In 1999, he was ranked number 83 on The Sporting News’ list of the 100 Greatest Football Players. In 2006, The Heinz History Center, home of the Western Pennsylvania Sports Museum, installed a life-size figure of Harris in the grand concourse of Pittsburgh International Airport. The statue is a recreation of Harris’s “Immaculate Reception.” He was inducted into the New Jersey Hall of Fame in 2011.
Harris and Lydell Mitchell, successful college teammates at Penn State, now own Super Bakery, a company founded in 1990 to produce nutrition-oriented foods for schoolchildren. The business was renamed to RSuper Foods in 2006. RSuper foods produces the Super Donut that has been served to students at public schools in the eastern United States.
Harris and Mitchell also partnered in 1996 to rescue the Parks Sausage Company in Baltimore, the first African-American owned business to go public in the U.S.
Harris is also a paid representative for the Harrah’s/Forest City Enterprises casino plan for downtown Pittsburgh. This association has earned him the tongue-in-cheek nickname, “Franco Harrahs”.
On July 9, 2006, Harris made an appearance in the 2006 Taco Bell “All-Star Legends and Celebrity Softball Game” at PNC Park in Pittsburgh.
In August 2008, Harris attended the 2008 Democratic National Convention, in Denver, Colorado, as part of the Pennsylvania delegation.
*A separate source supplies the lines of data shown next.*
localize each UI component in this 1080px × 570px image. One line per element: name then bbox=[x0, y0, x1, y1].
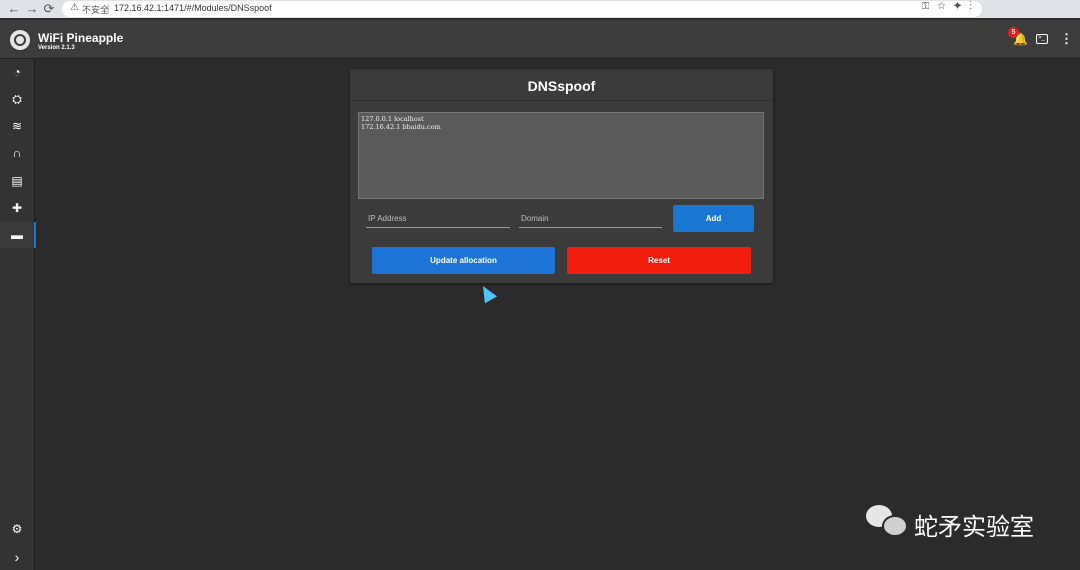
dnsspoof-card: DNSspoof 127.0.0.1 localhost 172.16.42.1… bbox=[350, 69, 773, 283]
sidebar-item-dnsspoof[interactable]: ▬ bbox=[0, 222, 36, 248]
more-vertical-icon[interactable]: ⋮ bbox=[1060, 32, 1073, 46]
forward-arrow-icon[interactable]: → bbox=[24, 1, 40, 17]
ip-address-field[interactable]: IP Address bbox=[366, 211, 510, 228]
back-arrow-icon[interactable]: ← bbox=[6, 1, 22, 17]
browser-toolbar: ← → ⟳ ⚠ 不安全 | 172.16.42.1:1471/#/Modules… bbox=[0, 0, 1080, 18]
insecure-label: 不安全 bbox=[82, 6, 110, 16]
modules-puzzle-icon: ✚ bbox=[11, 201, 23, 215]
sidebar-item-logs[interactable]: ▤ bbox=[0, 168, 34, 194]
app-version: Version 2.1.3 bbox=[38, 45, 75, 51]
ip-address-placeholder: IP Address bbox=[368, 214, 407, 223]
dnsspoof-module-icon: ▬ bbox=[11, 228, 23, 242]
sidebar-expand-button[interactable]: › bbox=[0, 544, 34, 570]
dashboard-gauge-icon: ◔ bbox=[13, 65, 21, 79]
sidebar-item-dashboard[interactable]: ◔ bbox=[0, 59, 34, 85]
warning-icon: ⚠ bbox=[70, 2, 79, 13]
update-allocation-button[interactable]: Update allocation bbox=[372, 247, 555, 274]
address-bar[interactable]: ⚠ 不安全 | 172.16.42.1:1471/#/Modules/DNSsp… bbox=[62, 1, 982, 17]
hosts-textarea[interactable]: 127.0.0.1 localhost 172.16.42.1 bbaidu.c… bbox=[358, 112, 764, 199]
wifi-icon: ≋ bbox=[11, 119, 23, 133]
hosts-line: 127.0.0.1 localhost bbox=[361, 115, 424, 123]
pineapple-logo-icon bbox=[10, 30, 30, 50]
chevron-right-icon: › bbox=[14, 549, 20, 565]
hosts-line: 172.16.42.1 bbaidu.com bbox=[361, 123, 441, 131]
sidebar-item-pineap[interactable]: ≋ bbox=[0, 113, 34, 139]
reset-button[interactable]: Reset bbox=[567, 247, 751, 274]
url-separator: | bbox=[107, 3, 110, 13]
watermark-text: 蛇矛实验室 bbox=[914, 513, 1034, 541]
logs-document-icon: ▤ bbox=[11, 174, 23, 188]
terminal-icon[interactable]: >_ bbox=[1036, 34, 1048, 44]
sidebar-item-campaigns[interactable]: ⛭ bbox=[0, 86, 34, 112]
recon-binoculars-icon: ∩ bbox=[12, 146, 22, 160]
url-text[interactable]: 172.16.42.1:1471/#/Modules/DNSspoof bbox=[114, 3, 272, 13]
notification-count-badge: 5 bbox=[1008, 27, 1019, 38]
domain-placeholder: Domain bbox=[521, 214, 549, 223]
reload-icon[interactable]: ⟳ bbox=[41, 1, 57, 17]
sidebar-item-settings[interactable]: ⚙ bbox=[0, 516, 34, 542]
browser-extension-icons[interactable]: ⚿☆✦⋮ bbox=[922, 1, 980, 12]
wechat-icon-bubble bbox=[882, 515, 908, 537]
app-header: WiFi Pineapple Version 2.1.3 bbox=[0, 20, 1080, 59]
gear-icon: ⚙ bbox=[11, 522, 23, 536]
sidebar-item-modules[interactable]: ✚ bbox=[0, 195, 34, 221]
app-title: WiFi Pineapple bbox=[38, 31, 124, 45]
campaigns-bag-icon: ⛭ bbox=[12, 92, 22, 106]
sidebar-item-recon[interactable]: ∩ bbox=[0, 140, 34, 166]
card-header: DNSspoof bbox=[350, 69, 773, 101]
domain-field[interactable]: Domain bbox=[519, 211, 662, 228]
add-button[interactable]: Add bbox=[673, 205, 754, 232]
card-title: DNSspoof bbox=[527, 78, 596, 94]
mouse-cursor-icon bbox=[476, 282, 498, 304]
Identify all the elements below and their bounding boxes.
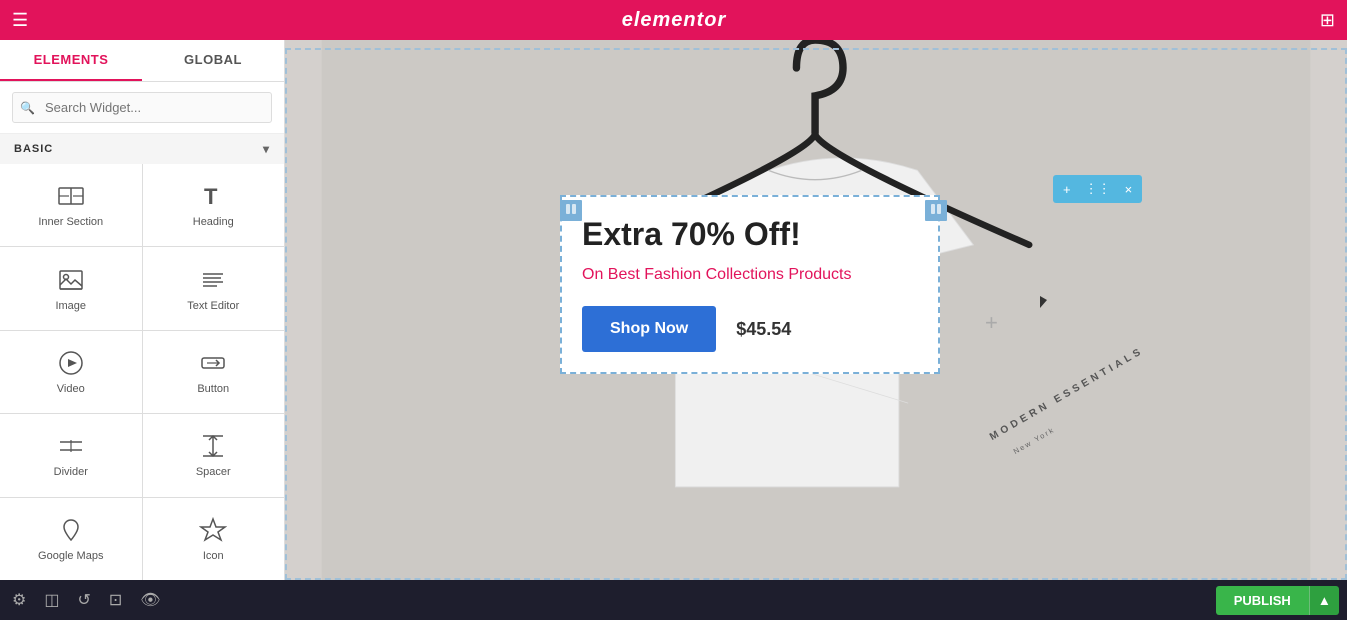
section-label-basic[interactable]: BASIC ▾ [0, 134, 284, 164]
sidebar-tabs: ELEMENTS GLOBAL [0, 40, 284, 82]
content-actions: Shop Now $45.54 [582, 306, 918, 352]
widget-button-label: Button [197, 383, 229, 395]
widget-image-label: Image [55, 300, 86, 312]
responsive-icon[interactable]: ⊡ [105, 586, 126, 614]
canvas-background: MODERN ESSENTIALS New York + ⋮⋮ × + [285, 40, 1347, 580]
widget-inner-section-label: Inner Section [38, 216, 103, 228]
publish-button[interactable]: PUBLISH [1216, 586, 1309, 615]
image-icon [57, 266, 85, 294]
section-label-text: BASIC [14, 143, 53, 155]
widget-video[interactable]: Video [0, 331, 142, 413]
button-icon [199, 349, 227, 377]
col-handle-right[interactable] [925, 200, 947, 221]
col-handle-left[interactable] [560, 200, 582, 221]
widget-icon[interactable]: Icon [143, 498, 285, 580]
widget-button[interactable]: Button [143, 331, 285, 413]
sidebar: ELEMENTS GLOBAL BASIC ▾ In [0, 40, 285, 580]
widget-google-maps-label: Google Maps [38, 550, 103, 562]
layers-icon[interactable]: ◫ [40, 586, 63, 614]
search-bar [0, 82, 284, 134]
spacer-icon [199, 432, 227, 460]
widget-text-editor-label: Text Editor [187, 300, 239, 312]
settings-icon[interactable]: ⚙ [8, 586, 30, 614]
widget-divider-label: Divider [54, 466, 88, 478]
widget-text-editor[interactable]: Text Editor [143, 247, 285, 329]
widget-heading-label: Heading [193, 216, 234, 228]
svg-text:T: T [204, 184, 218, 209]
widgets-grid: Inner Section T Heading Image [0, 164, 284, 580]
widget-spacer[interactable]: Spacer [143, 414, 285, 496]
top-bar: ☰ elementor ⊞ [0, 0, 1347, 40]
hamburger-icon[interactable]: ☰ [12, 10, 28, 31]
floating-toolbar: + ⋮⋮ × [1053, 175, 1142, 203]
bottom-bar: ⚙ ◫ ↺ ⊡ 👁 PUBLISH ▲ [0, 580, 1347, 620]
inner-content-box: Extra 70% Off! On Best Fashion Collectio… [560, 195, 940, 374]
widget-image[interactable]: Image [0, 247, 142, 329]
widget-divider[interactable]: Divider [0, 414, 142, 496]
preview-icon[interactable]: 👁 [136, 586, 164, 614]
shop-now-button[interactable]: Shop Now [582, 306, 716, 352]
toolbar-add-icon[interactable]: + [1059, 180, 1075, 199]
icon-widget-icon [199, 516, 227, 544]
video-icon [57, 349, 85, 377]
toolbar-close-icon[interactable]: × [1121, 180, 1137, 199]
text-editor-icon [199, 266, 227, 294]
heading-icon: T [199, 182, 227, 210]
widget-spacer-label: Spacer [196, 466, 231, 478]
add-column-icon[interactable]: + [985, 310, 998, 336]
tab-elements[interactable]: ELEMENTS [0, 40, 142, 81]
widget-video-label: Video [57, 383, 85, 395]
widget-inner-section[interactable]: Inner Section [0, 164, 142, 246]
publish-arrow-button[interactable]: ▲ [1309, 586, 1339, 615]
publish-btn-group: PUBLISH ▲ [1216, 586, 1339, 615]
toolbar-move-icon[interactable]: ⋮⋮ [1081, 179, 1115, 199]
main-content: ELEMENTS GLOBAL BASIC ▾ In [0, 40, 1347, 580]
chevron-down-icon: ▾ [263, 142, 270, 156]
elementor-logo: elementor [622, 9, 727, 32]
search-input[interactable] [12, 92, 272, 123]
tab-global[interactable]: GLOBAL [142, 40, 284, 81]
content-subtext: On Best Fashion Collections Products [582, 266, 918, 284]
content-heading: Extra 70% Off! [582, 217, 918, 252]
price-display: $45.54 [736, 319, 791, 340]
inner-section-icon [57, 182, 85, 210]
google-maps-icon [57, 516, 85, 544]
history-icon[interactable]: ↺ [73, 586, 94, 614]
divider-icon [57, 432, 85, 460]
canvas-area[interactable]: MODERN ESSENTIALS New York + ⋮⋮ × + [285, 40, 1347, 580]
widget-heading[interactable]: T Heading [143, 164, 285, 246]
widget-google-maps[interactable]: Google Maps [0, 498, 142, 580]
widget-icon-label: Icon [203, 550, 224, 562]
grid-icon[interactable]: ⊞ [1320, 10, 1335, 31]
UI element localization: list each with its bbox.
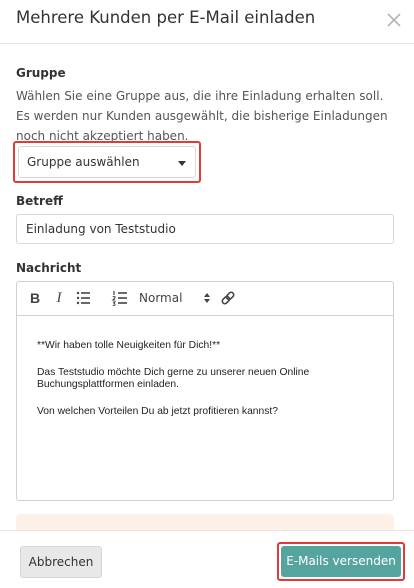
close-icon[interactable] bbox=[385, 9, 403, 31]
editor-paragraph: Das Teststudio möchte Dich gerne zu unse… bbox=[37, 367, 310, 390]
cancel-button-label: Abbrechen bbox=[28, 555, 94, 569]
modal-footer: Abbrechen E-Mails versenden bbox=[0, 530, 414, 588]
group-select-value: Gruppe auswählen bbox=[27, 155, 140, 169]
group-help-text: Wählen Sie eine Gruppe aus, die ihre Ein… bbox=[16, 89, 388, 143]
info-notice bbox=[16, 514, 394, 530]
editor-content[interactable]: **Wir haben tolle Neuigkeiten für Dich!*… bbox=[37, 340, 377, 433]
bullet-list-icon[interactable] bbox=[75, 287, 93, 309]
message-editor[interactable]: B I Normal **Wir haben tolle Neuigkeiten… bbox=[16, 281, 394, 501]
editor-paragraph: **Wir haben tolle Neuigkeiten für Dich!*… bbox=[37, 340, 221, 351]
modal-header: Mehrere Kunden per E-Mail einladen bbox=[0, 0, 414, 44]
ordered-list-icon[interactable] bbox=[111, 287, 129, 309]
up-down-arrows-icon bbox=[204, 293, 210, 303]
header-format-value: Normal bbox=[139, 291, 183, 305]
editor-toolbar: B I Normal bbox=[17, 282, 393, 316]
header-format-select[interactable]: Normal bbox=[136, 287, 212, 309]
italic-button[interactable]: I bbox=[51, 287, 67, 309]
send-emails-button[interactable]: E-Mails versenden bbox=[281, 546, 401, 577]
message-label: Nachricht bbox=[16, 261, 82, 275]
invite-modal: Mehrere Kunden per E-Mail einladen Grupp… bbox=[0, 0, 414, 588]
editor-paragraph: Von welchen Vorteilen Du ab jetzt profit… bbox=[37, 406, 278, 417]
group-select[interactable]: Gruppe auswählen bbox=[18, 146, 196, 178]
modal-body: Gruppe Wählen Sie eine Gruppe aus, die i… bbox=[0, 44, 414, 530]
cancel-button[interactable]: Abbrechen bbox=[20, 546, 102, 578]
bold-button[interactable]: B bbox=[27, 287, 43, 309]
caret-down-icon bbox=[178, 161, 186, 166]
subject-input-value: Einladung von Teststudio bbox=[26, 222, 176, 236]
modal-title: Mehrere Kunden per E-Mail einladen bbox=[16, 8, 316, 27]
group-label: Gruppe bbox=[16, 66, 66, 80]
link-icon[interactable] bbox=[219, 287, 237, 309]
subject-input[interactable]: Einladung von Teststudio bbox=[16, 214, 394, 244]
subject-label: Betreff bbox=[16, 194, 63, 208]
send-button-label: E-Mails versenden bbox=[286, 554, 396, 568]
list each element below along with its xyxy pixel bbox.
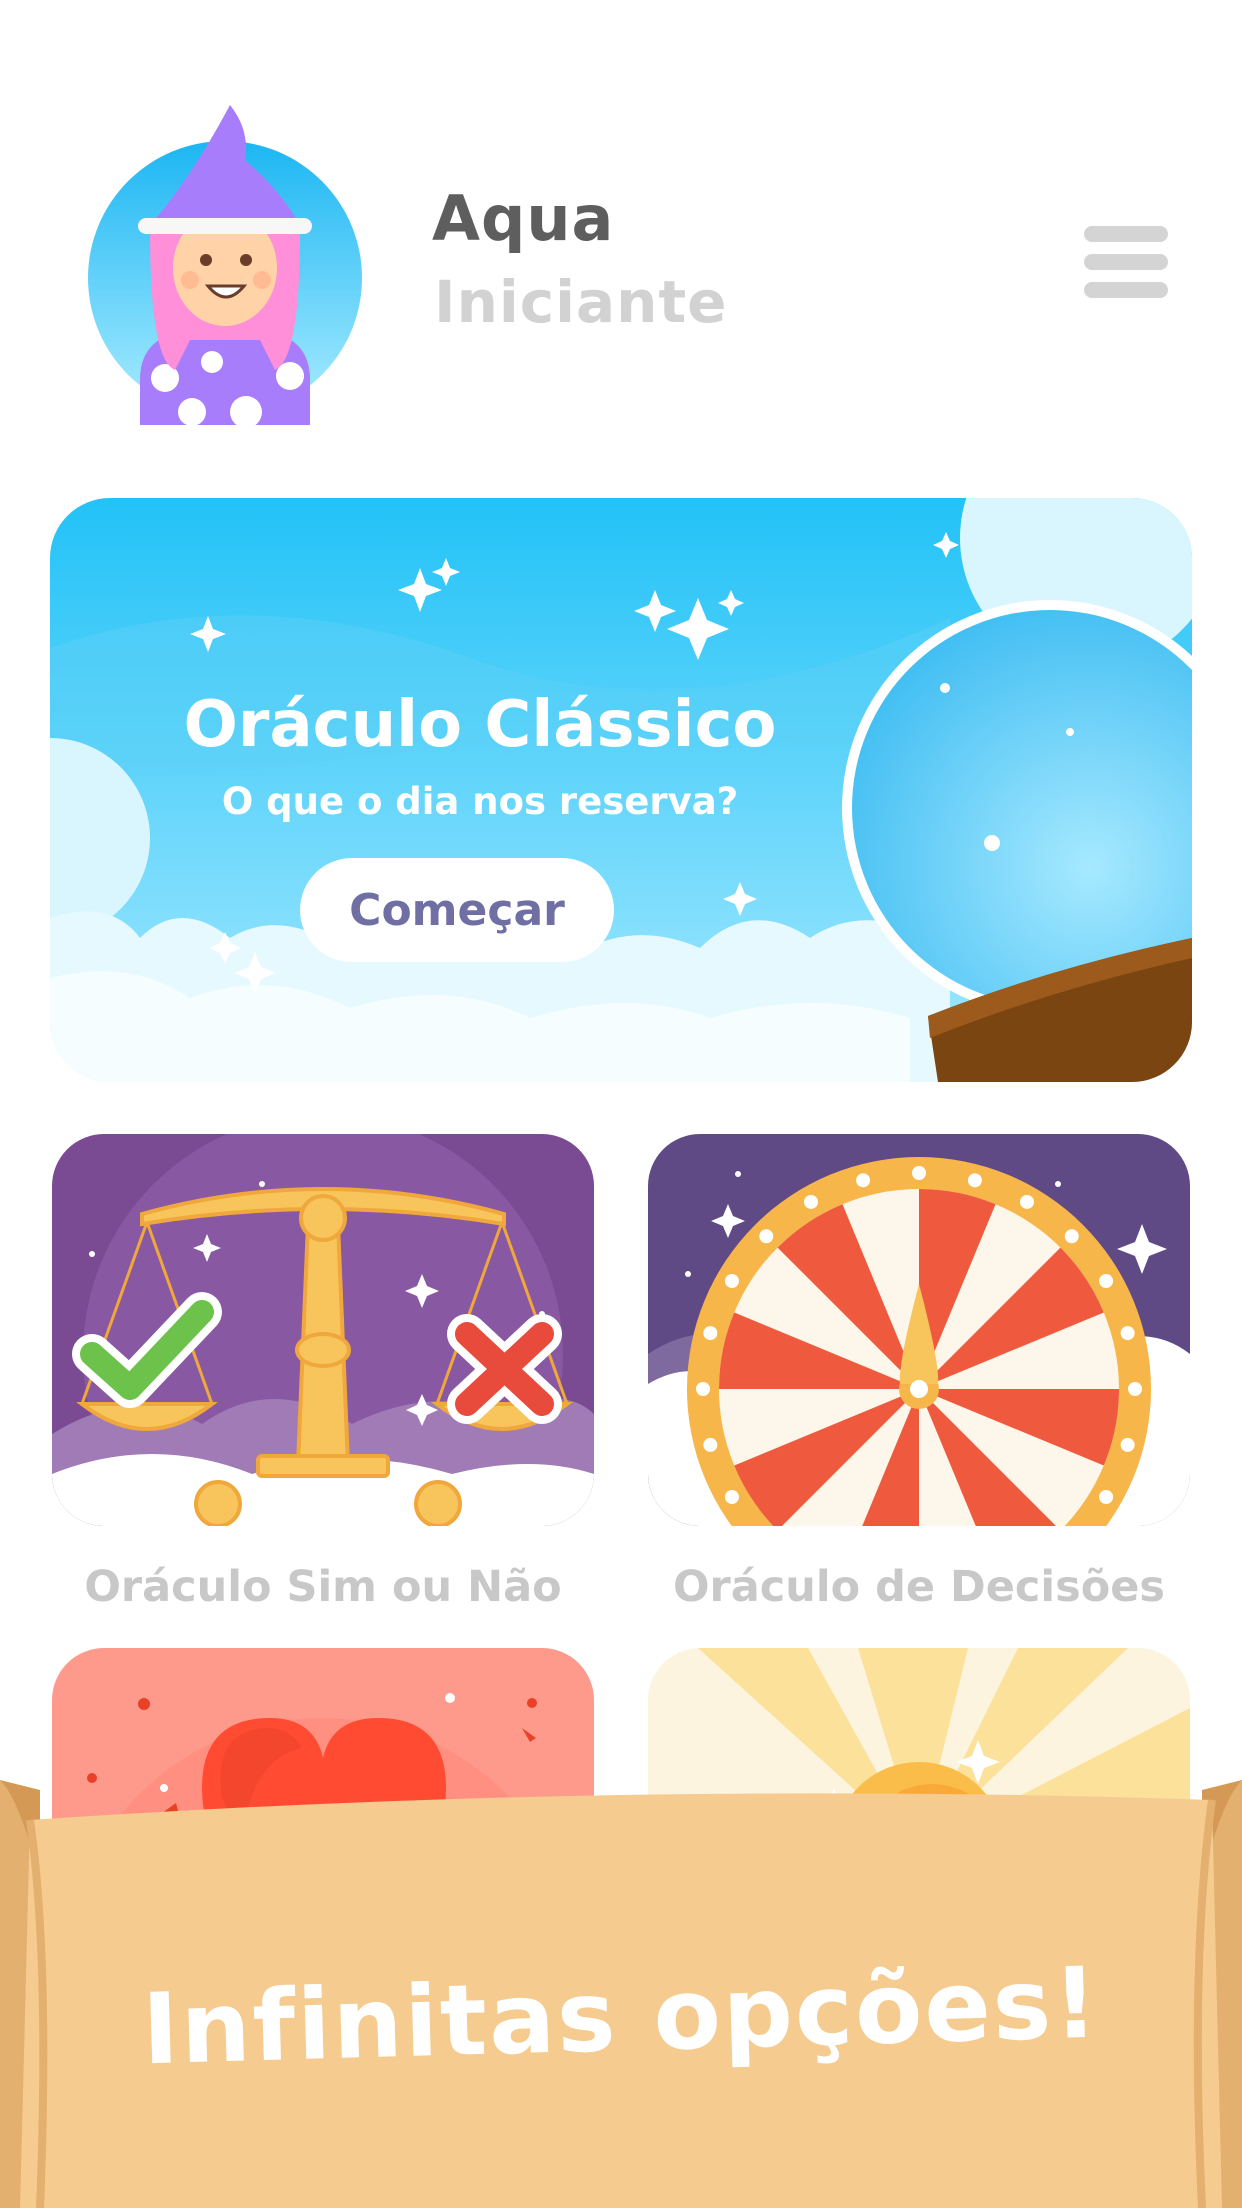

Harris voted for Obama on December 15, 2008, as one of Pennsylvania’s 21 Democratic presidential electors.
In January 2011, Harris became co-owner of the Pittsburgh Passion.
In John Grisham’s 2008 novel Playing For Pizza, the fullback of the Parma Panthers is nicknamed Franco as a tribute to his hero, Franco Harris, who he refers to as the “greatest Italian football player”. This is a reference to Franco’s mixed racial heritage.
Harris briefly worked with The Meadows Racetrack and Casino in 2011, before the casino suspended the relationship after Harris’ comments in support of Joe Paterno, his coach while at Penn State, during the Jerry Sandusky sex abuse scandal.
Harris’ brother Pete Harris, a collegiate All-American football player, died on August 15, 2006, of a heart attack at the age of 49.
On July 27, 2009 Harris’ son, Franco “Dok” Harris, officially announced his candidacy for Mayor of the City of Pittsburgh. He placed second in the general election on November 3 of that year, receiving 25% of the vote.
Franco has served as part of the advisory board at Penn State’s Center for Food Innovation, and in the Fall of 2009 was named a Conti Professor by Penn State’s School of Hospitality Management.
Harris is involved in, and provides funding to, Penn Staters for Responsible Stewardship, a group aimed at ousting the members of Penn State’s board of trustees.